Wenger had other ideas.

He deployed Rosicky on the left side of midfield. Cesc, Hleb, Flamini, and Rosicky formed a good understanding as Arsenal looked to be the team to beat in 2007-08 until the season fell apart. No need to go over the events because if you’re reading this you probably already know how the season finished in bitter disappointment.

A friend and a great man recently mentioned that Rosicky can make a big difference to our season. I chuckled. I chuckled not to disrespect him but because I have given up on anything Rosicky “can” provide. I have given up on any participation by the player who has done nothing to help our cause. Nobody plans injuries but for me, this man is like a new signing who will have to prove himself at a new club – if he stays healthy.

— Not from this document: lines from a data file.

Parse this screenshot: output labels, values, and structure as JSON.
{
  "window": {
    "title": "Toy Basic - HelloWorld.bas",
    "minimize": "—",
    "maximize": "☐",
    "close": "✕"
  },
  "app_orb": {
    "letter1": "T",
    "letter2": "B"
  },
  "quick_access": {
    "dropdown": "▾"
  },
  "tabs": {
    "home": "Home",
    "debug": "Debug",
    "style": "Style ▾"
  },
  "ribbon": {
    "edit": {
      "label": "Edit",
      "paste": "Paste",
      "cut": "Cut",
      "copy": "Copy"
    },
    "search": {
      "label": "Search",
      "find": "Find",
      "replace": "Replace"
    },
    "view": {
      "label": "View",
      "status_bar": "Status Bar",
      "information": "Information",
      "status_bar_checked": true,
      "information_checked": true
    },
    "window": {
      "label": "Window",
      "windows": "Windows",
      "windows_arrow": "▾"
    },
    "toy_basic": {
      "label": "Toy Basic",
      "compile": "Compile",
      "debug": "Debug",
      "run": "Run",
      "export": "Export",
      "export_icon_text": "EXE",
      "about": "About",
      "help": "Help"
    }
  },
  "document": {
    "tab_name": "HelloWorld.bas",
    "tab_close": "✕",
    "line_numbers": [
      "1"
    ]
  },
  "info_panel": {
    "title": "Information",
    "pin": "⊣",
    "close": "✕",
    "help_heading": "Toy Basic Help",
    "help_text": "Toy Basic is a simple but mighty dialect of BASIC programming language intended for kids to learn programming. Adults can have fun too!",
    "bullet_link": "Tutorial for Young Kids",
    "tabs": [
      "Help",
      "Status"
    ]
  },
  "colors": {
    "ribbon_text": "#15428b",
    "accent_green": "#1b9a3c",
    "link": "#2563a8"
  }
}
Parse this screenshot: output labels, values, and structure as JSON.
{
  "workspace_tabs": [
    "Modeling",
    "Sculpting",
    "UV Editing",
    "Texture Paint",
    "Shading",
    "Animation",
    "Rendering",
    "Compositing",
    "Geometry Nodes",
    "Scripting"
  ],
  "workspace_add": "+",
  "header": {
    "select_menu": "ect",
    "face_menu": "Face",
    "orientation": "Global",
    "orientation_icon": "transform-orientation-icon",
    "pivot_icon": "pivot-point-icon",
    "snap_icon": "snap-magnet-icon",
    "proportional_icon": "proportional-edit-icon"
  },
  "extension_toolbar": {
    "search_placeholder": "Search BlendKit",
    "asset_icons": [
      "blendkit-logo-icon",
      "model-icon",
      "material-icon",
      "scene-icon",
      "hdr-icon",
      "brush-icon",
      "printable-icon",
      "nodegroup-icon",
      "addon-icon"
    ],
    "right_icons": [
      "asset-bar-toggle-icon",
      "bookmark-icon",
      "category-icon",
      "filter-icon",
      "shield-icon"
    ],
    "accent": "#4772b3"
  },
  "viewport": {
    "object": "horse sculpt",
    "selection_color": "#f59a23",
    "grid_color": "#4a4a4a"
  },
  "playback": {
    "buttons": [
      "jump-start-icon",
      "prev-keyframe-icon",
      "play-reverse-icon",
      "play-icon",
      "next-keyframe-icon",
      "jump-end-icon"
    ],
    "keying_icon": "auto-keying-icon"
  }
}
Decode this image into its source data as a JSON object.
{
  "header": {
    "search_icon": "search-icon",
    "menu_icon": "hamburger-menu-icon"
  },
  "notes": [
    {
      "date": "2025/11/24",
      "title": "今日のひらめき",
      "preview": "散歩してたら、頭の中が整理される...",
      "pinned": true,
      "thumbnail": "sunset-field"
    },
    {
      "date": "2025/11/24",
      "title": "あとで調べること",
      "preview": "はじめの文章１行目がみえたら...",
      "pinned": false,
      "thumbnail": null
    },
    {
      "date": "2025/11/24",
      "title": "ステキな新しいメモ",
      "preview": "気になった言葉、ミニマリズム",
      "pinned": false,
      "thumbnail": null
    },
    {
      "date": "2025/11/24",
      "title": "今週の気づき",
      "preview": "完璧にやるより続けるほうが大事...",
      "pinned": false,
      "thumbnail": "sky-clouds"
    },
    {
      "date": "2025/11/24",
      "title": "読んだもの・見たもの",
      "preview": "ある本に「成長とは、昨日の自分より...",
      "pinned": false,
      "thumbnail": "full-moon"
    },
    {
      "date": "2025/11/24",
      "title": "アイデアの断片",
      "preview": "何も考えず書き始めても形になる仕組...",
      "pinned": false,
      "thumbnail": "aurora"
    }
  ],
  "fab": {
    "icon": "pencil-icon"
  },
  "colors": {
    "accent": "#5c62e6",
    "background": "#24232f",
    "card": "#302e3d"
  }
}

I have further reservations beyond the recent inability to contribute. I remind you of a match played away to Aston Villa in December, 2007. We won 2-1. We played without Cesc. Rosicky played a central role. I expected him to boss the match, to do what the #10 and Czech captain does. I expected him to take over. Instead, he struggled as Villa outplayed us in a second half that signaled that we might not have the play maker I thought we’d bought. I saw more defending from Rosicky that the expected domination of the middle of the park.

The next match was away to Newcastle. Cesc was still missing from action. Rosicky again demonstrated to me that he was not the boss we needed him to be. Was playing the central role for Arsenal more difficult than for the Czech Republic? Was the guy just not up to running our midfield? Was he carrying an injury?

I was frustrated watching a player from whom I expected so much more than he was giving. He had shown at Dortmund and for his national team that he was a remarkable player but why was he not dominant at Arsenal?

The mysterious injury Rosicky suffered is said to have been what caused him to be substituted (yet to return) on 26 January, 2008. Three setbacks and the loss of a season and a half later, Tomas Rosicky has been spotted training with the first team as we prepare for the upcoming season.

What should we expect? More icing on the cake type goals? A full and productive season from a rested and refreshed 29 year old with much to prove?

I expect nothing, but Tomas Rosicky might have turned into our most interesting if not most mysterious player.